Meet the Speaker: Bonnie Badenoch
In the leadup to the 2019 International Speaker Tour, we asked Jennifer Freyd the following five questions, hoping to gain some insight into the people, places, and experiences that helped shape her and her professional journey.
1. What was a pivotal experience (the “spark”) that started you off in your research and/or practice?
When I was in my 40s, I received wonderful help with ongoing emotional struggles that resulted from a childhood of severe abuse. Prior to that, I had rarely gone more than five years without a breakdown of some sort, beginning in childhood. I had been in therapy several times, and while these people were all kind and caring, they didn’t have the depth of understanding to help me heal the kind of wounds I experienced. Prior to this life-changing experience in my 40s, I certainly didn’t know what I needed and just viewed myself as irreparably damaged.
As this healing unfolded in the most unexpected and beautiful way, I began to feel strongly drawn to offering this kind of help to other survivors, so I left my job as a college professor and went back to school to become a marriage and family therapist. Shortly after graduation, a friend and I started a nonprofit dedicated to helping people other therapists didn’t want to see. It has been the most rewarding work.
2. Who from your childhood would have known that you would do the sort of work you are doing? And why?
I honestly don’t believe anyone in my childhood would have thought I would do this kind of work. The one exception might be some teachers who saw my strong interest in the sciences. They wouldn’t have thought I would be a therapist, but probably wouldn’t be surprised by my strong draw to neuroscience now. Other than that little thread, because of the ongoing abuse in our family and the message from my parents that I was damaged goods, what just about everyone saw was a child who was perpetually frightened, anxious, withdrawn, and a little strange. My system had undertaken a strong shift into my left hemisphere as a way to keep me functional, so any sense of heart or empathy was likely not very visible most of the time.
I do remember deeply feeling the pain of others, but don’t believe I reached out to comfort them because of my own fears. My wonderful fifth grade teacher, Miss Nelson, seemed to sense that something was very wrong in my world and I felt her presence like sheltering wings around me during that year. She expected academic excellence from us and was also such a kind and wise presence in other ways. She, in some important fashion, became the model for how I want to be in this world and is likely the reason I taught for so many years – and continue to do that now in my 70s. Even as I write this, I feel her sweet presence inside.
For me, the question here is more about those who entered my life and shaped who I am now than what was visibly innate back in childhood. I have the deepest appreciation for the tender, patient, strong ones who have held me in moments of deep and painful discovery and who now continue on as nourishing parts of my inner landscape.
3. What has been the most important insight that you have derived from your work that you hope others would find interesting?

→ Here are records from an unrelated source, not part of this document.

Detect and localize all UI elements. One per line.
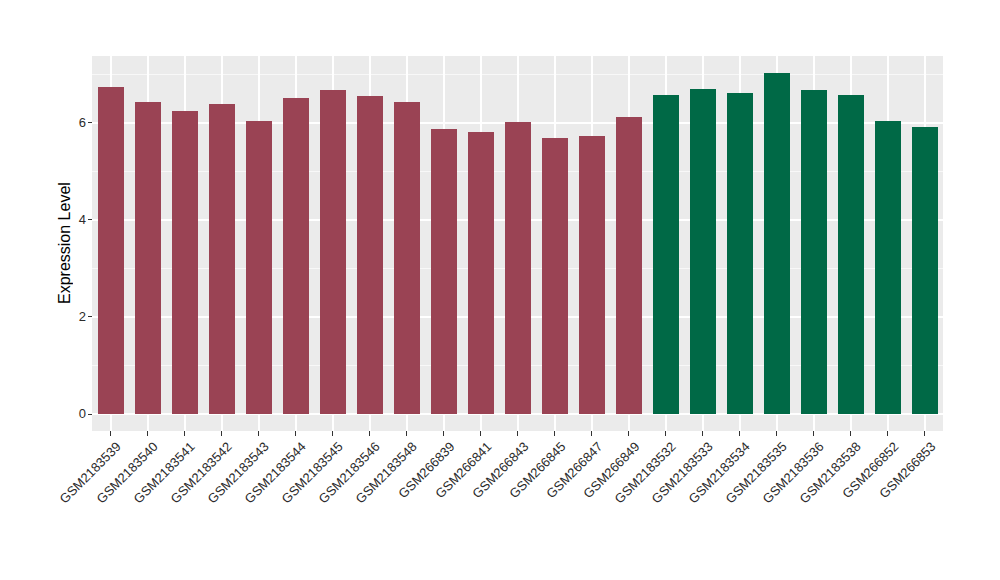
x-tick-mark (850, 431, 851, 436)
bar-slot (536, 56, 573, 431)
bar-GSM2183543 (246, 121, 272, 414)
bar-GSM2183533 (690, 89, 716, 414)
y-axis-title: Expression Level (54, 56, 76, 431)
bar-slot (203, 56, 240, 431)
bar-slot (425, 56, 462, 431)
bar-GSM2183536 (801, 90, 827, 414)
bar-GSM2183548 (394, 102, 420, 414)
x-tick-mark (184, 431, 185, 436)
bar-slot (129, 56, 166, 431)
y-tick-label: 4 (79, 212, 86, 228)
x-tick-mark (517, 431, 518, 436)
bar-slot (388, 56, 425, 431)
bar-slot (499, 56, 536, 431)
bar-GSM2183540 (135, 102, 161, 414)
x-tick-mark (443, 431, 444, 436)
bar-GSM266853 (912, 127, 938, 414)
bar-slot (462, 56, 499, 431)
x-tick-mark (887, 431, 888, 436)
bar-slot (92, 56, 129, 431)
bar-slot (166, 56, 203, 431)
bar-GSM266852 (875, 121, 901, 414)
bar-slot (277, 56, 314, 431)
bar-slot (795, 56, 832, 431)
bar-GSM266843 (505, 122, 531, 415)
bar-slot (906, 56, 943, 431)
y-tick-label: 0 (79, 406, 86, 422)
x-tick-mark (813, 431, 814, 436)
y-tick-mark (88, 122, 92, 123)
y-tick-mark (88, 316, 92, 317)
bar-slot (351, 56, 388, 431)
bar-GSM2183546 (357, 96, 383, 414)
x-tick-mark (628, 431, 629, 436)
x-tick-mark (591, 431, 592, 436)
x-tick-mark (665, 431, 666, 436)
bar-GSM266841 (468, 132, 494, 414)
bar-slot (684, 56, 721, 431)
x-tick-mark (295, 431, 296, 436)
x-tick-mark (776, 431, 777, 436)
bar-GSM2183541 (172, 111, 198, 414)
bar-slot (647, 56, 684, 431)
bar-slot (758, 56, 795, 431)
x-tick-mark (369, 431, 370, 436)
y-tick-mark (88, 219, 92, 220)
bar-GSM266839 (431, 129, 457, 414)
bar-GSM266845 (542, 138, 568, 414)
x-tick-mark (739, 431, 740, 436)
x-tick-mark (702, 431, 703, 436)
bar-GSM2183535 (764, 73, 790, 414)
bar-GSM2183542 (209, 104, 235, 414)
x-tick-mark (406, 431, 407, 436)
bar-GSM2183539 (98, 87, 124, 414)
bar-slot (869, 56, 906, 431)
bar-slot (573, 56, 610, 431)
bar-GSM2183538 (838, 95, 864, 414)
bar-GSM2183532 (653, 95, 679, 414)
x-tick-mark (147, 431, 148, 436)
y-tick-mark (88, 414, 92, 415)
bar-slot (832, 56, 869, 431)
bar-GSM2183534 (727, 93, 753, 414)
bar-GSM266849 (616, 117, 642, 414)
x-tick-mark (221, 431, 222, 436)
x-tick-mark (258, 431, 259, 436)
bar-slot (610, 56, 647, 431)
x-tick-mark (332, 431, 333, 436)
bar-GSM2183545 (320, 90, 346, 414)
y-tick-label: 2 (79, 309, 86, 325)
expression-bar-chart: Expression Level 0246GSM2183539GSM218354… (0, 0, 1000, 580)
bar-slots (92, 56, 943, 431)
bar-slot (240, 56, 277, 431)
x-tick-mark (110, 431, 111, 436)
bar-slot (721, 56, 758, 431)
plot-panel (92, 56, 943, 431)
x-tick-mark (924, 431, 925, 436)
y-tick-label: 6 (79, 115, 86, 131)
bar-slot (314, 56, 351, 431)
bar-GSM2183544 (283, 98, 309, 414)
x-tick-mark (480, 431, 481, 436)
bar-GSM266847 (579, 136, 605, 414)
x-tick-mark (554, 431, 555, 436)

Two related ideas come immediately to mind. Relationship is everything and nonjudgmental presence is the greatest gift we can offer each other. Through immersion in the relational neurosciences for the last 15 years, what has become most clear is that our entire nervous system has evolved to make connection the central source of health and meaning in our lives. Stephen Porges offers these two sayings: “Connection is a biological imperative” and “Safety IS the treatment.” These are words to live by.
As we explore the roots of safety, we find that our open, nonjudgmental receptivity of each other is the foundation of safety and is healing in and of itself.
At the same time, cultivating such presence is likely a lifetime project for all of us. The tendency to analyze, assess, judge, figure out, and fix is strong in us and very strong in our cultures. Over many years of practicing, practicing, practicing, I am both more aware of the strains of judgment in me and of the transformative value of continuing to open into radically inclusive receptivity and warm curiosity – in regard to both my own inner parts and all aspects of others. It is no small thing to commit ourselves to this practice, and yet it may be valuable, even indispensable for helping this planet and its inhabitants to survive. As we cultivate this, we may more and more be therapeutic presences in the world as well as our counseling rooms.
4. What is one new thought or approach that you are hoping to share with attendees at your speaking tour?
As we consider the effects of trauma on children, teens, and adults as well as the path toward healing, we will be exploring the growing scientific evidence that trauma has less to do with what happens to us than who is with us before, during, and after the experience. We are coming to understand that potential traumas become embedded traumas in the absence of sufficient inner and outer resources. We are in the fortunate position of often being the person who is there afterward. Only when someone with a deep understanding of the ways of trauma and healing was with me in my 40s did the interpersonal connection become rich enough to create the safety I needed to enter the subcortical vault that had contained the full experience of my early life.
In the last few years, the work of Stephen Porges (Polyvagal Theory) and Iain McGilchrist (The Master and His Emmisary) has most deeply informed my understanding of what is needed to maintain the kind of presence that opens a safe enough and wise enough space for people of all ages to do this kind of deep healing work. Together, in our two days, we will dive deeply into the neurobiology of trauma and healing while also practicing the kind of presence that invites people into the blessing of safety.